In a rural district which he revisited after an interval, he paints a scene which can scarcely be matched in the annals of a mediaeval plague: “One poor woman whose cabin I visited said, ‘There will be nothing for us but to lie down and die.’ I tried to give her hope of English aid, but alas! her prophecy has been too true. Out of a population of two hundred forty I found thirteen already dead from want. The survivors were like walking skeletons; the men gaunt and haggard, stamped with the livid mark of hunger; the children crying with pain; the women in some of the cabins too weak to stand. When there before I had seen cows at almost every cabin, and there were besides many sheep and pigs owned in the village. But now all the sheep were gone, all the cows, all the poultry killed, only one pig left; the very dogs which had barked at me before had disappeared; no potatoes; no oats.”
The young man pointed the moral, which these horrible spectacles suggested, with laudable courage: “I would not now discuss the causes of this condition, nor attempt to apportion blame to its authors; but of this one fact there can be no question: that the result of our social system is that vast numbers of our fellow-countrymen — of the peasantry of one of the richest nations the world ever knew — have not leave to live. Surely such a social result as this is not only a national misfortune but a national sin crying loudly to every Christian citizen to do his utmost to remove it. No one of us can have a right to enjoy either riches or repose until to the extent of his ability he strive to wash himself of all share in the guilt of this fearful inequality, which will be a blot in the history of our country and make her a byword among the nations.”
The weekly returns of the dead were like the bulletins of a fierce campaign. As the end of the year approached, villages and rural districts, which had been prosperous and populous a year before, were desolate. In some places the loss amounted to half the resident population. Even the poorhouses shut up, and paupers did not escape. More than one in six perished of the unaccustomed food. The people did not everywhere consent to die patiently. In Armagh and Down groups of men went from house to house in the rural districts and insisted on being fed. In Tipperary and Waterford corn stores and bakers’ shops were sacked. In Donegal the people seized upon a flour-mill and pillaged it. In Limerick five thousand men assembled on Tory Hill and declared that they would not starve. A local clergyman restrained them by the promise of speedy relief. “If the Government did not act promptly, he himself would show them where food could be had.” In a few cases crops were carried away from farms.

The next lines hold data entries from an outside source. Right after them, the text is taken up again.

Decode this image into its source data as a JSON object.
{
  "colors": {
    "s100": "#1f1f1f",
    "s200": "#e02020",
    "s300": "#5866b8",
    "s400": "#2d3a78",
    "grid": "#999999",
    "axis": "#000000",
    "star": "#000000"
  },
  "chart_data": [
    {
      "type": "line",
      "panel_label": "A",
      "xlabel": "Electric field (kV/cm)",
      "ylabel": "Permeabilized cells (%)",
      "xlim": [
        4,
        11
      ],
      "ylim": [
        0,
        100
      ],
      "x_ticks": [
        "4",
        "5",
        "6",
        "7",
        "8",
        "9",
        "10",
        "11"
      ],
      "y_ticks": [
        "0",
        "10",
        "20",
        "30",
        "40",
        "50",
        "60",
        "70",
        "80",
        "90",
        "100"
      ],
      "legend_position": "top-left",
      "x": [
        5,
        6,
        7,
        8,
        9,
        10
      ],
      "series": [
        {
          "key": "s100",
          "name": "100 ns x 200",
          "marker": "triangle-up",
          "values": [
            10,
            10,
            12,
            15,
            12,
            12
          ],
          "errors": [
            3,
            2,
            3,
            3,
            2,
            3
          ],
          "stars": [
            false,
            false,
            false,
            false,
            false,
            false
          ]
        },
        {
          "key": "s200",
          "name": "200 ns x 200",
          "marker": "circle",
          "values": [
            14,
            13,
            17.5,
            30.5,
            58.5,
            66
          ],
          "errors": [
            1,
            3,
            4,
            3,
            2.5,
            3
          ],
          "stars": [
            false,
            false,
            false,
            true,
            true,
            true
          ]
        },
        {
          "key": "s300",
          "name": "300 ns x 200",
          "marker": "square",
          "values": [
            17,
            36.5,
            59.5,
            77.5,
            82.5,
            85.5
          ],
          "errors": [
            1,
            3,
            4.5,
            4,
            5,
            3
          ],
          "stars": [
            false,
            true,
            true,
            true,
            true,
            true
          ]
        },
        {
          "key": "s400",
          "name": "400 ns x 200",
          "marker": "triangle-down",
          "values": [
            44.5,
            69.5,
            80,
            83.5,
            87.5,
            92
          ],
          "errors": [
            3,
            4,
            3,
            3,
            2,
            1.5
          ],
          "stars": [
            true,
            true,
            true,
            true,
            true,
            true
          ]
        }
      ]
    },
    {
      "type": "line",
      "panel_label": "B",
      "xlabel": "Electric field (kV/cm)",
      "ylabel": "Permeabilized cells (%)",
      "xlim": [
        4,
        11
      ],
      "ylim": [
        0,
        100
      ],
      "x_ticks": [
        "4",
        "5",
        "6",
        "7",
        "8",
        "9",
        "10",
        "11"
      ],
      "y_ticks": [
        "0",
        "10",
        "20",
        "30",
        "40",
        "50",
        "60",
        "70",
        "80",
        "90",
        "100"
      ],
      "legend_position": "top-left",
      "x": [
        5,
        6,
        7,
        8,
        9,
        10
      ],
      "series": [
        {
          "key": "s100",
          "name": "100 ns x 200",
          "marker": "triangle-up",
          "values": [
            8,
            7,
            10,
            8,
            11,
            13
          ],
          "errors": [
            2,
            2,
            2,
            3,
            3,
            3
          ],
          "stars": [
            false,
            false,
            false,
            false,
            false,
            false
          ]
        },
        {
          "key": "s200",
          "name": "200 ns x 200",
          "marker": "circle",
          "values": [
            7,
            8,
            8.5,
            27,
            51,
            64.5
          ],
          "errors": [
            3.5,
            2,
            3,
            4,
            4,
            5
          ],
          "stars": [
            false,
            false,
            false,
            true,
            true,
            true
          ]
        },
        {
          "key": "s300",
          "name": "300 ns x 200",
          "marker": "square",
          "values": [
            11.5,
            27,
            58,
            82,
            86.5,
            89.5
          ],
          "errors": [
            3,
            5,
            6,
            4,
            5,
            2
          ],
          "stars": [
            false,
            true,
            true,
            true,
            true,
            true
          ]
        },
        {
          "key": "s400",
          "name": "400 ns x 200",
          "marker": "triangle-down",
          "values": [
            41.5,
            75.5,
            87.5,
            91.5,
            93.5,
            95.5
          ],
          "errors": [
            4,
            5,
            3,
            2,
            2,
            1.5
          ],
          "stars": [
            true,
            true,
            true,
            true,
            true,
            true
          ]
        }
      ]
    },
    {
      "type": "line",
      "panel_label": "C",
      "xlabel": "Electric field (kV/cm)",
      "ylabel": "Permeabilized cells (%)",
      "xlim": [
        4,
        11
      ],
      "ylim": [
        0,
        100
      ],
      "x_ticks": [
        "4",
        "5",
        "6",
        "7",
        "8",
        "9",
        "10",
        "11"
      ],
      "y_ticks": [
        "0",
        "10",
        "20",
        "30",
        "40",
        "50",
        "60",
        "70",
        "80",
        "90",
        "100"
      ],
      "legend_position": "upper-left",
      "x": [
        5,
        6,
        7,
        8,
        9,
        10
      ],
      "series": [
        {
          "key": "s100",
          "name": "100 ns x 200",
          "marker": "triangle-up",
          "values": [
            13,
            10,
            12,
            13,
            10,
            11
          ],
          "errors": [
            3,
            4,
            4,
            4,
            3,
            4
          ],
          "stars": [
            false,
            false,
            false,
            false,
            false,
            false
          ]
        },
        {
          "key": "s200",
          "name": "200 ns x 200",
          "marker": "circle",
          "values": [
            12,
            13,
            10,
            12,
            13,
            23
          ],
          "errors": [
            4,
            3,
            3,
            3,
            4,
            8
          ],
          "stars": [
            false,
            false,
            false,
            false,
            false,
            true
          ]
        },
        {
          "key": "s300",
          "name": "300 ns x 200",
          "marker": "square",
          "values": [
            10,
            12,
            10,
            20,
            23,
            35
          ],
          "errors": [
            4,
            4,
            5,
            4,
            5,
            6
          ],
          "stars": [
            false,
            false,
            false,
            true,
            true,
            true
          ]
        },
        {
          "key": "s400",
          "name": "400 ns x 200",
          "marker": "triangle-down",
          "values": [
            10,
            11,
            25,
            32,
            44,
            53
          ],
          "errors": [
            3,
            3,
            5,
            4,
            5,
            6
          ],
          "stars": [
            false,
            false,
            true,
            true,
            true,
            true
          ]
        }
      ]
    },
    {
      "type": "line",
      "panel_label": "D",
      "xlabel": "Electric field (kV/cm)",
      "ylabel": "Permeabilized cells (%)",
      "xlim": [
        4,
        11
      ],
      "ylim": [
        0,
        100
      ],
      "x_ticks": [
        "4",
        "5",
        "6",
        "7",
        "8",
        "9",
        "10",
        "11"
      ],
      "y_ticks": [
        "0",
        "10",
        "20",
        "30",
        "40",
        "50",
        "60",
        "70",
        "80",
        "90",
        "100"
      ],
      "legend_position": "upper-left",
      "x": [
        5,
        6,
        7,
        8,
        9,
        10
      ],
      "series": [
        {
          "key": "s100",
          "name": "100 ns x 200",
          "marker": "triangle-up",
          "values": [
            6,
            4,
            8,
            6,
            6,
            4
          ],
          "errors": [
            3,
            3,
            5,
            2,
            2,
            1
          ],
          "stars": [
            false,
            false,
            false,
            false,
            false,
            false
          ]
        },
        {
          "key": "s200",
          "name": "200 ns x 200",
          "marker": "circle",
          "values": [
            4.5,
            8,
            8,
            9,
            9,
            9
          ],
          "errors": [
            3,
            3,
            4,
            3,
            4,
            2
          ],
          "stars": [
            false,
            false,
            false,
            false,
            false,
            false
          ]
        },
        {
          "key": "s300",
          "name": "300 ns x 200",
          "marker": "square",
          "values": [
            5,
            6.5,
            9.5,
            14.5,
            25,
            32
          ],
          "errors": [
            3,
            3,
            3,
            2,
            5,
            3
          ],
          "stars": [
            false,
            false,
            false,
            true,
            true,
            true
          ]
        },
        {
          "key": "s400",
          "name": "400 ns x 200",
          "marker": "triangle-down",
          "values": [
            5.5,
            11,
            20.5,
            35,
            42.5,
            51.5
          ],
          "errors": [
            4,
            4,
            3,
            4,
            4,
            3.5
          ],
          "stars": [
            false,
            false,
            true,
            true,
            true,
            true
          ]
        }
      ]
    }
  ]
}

The offences which spring from suffering and fear were heard of in many districts, but they were encountered with instant resistance. There were thirty thousand men in red jackets, carefully fed, clothed, and lodged, ready to maintain the law. Four prisoners were convicted at the Galway assizes of stealing a filly, which they killed and ate to preserve their own lives. In Enniskillen two boys under twelve years of age were convicted of stealing one pint of Indian-meal cooked into “stirabout,” and Chief Justice Blackburn vindicated the outraged law by transporting them for seven years. Other children committed larcenies that they might be sent to jail where there was still daily bread to be had. In Mayo the people were eating carrion wherever it could be procured, and the coroner could not keep pace with the inquests; for the law sometimes spent more to ascertain the cause of a pauper’s death than would suffice to preserve his life.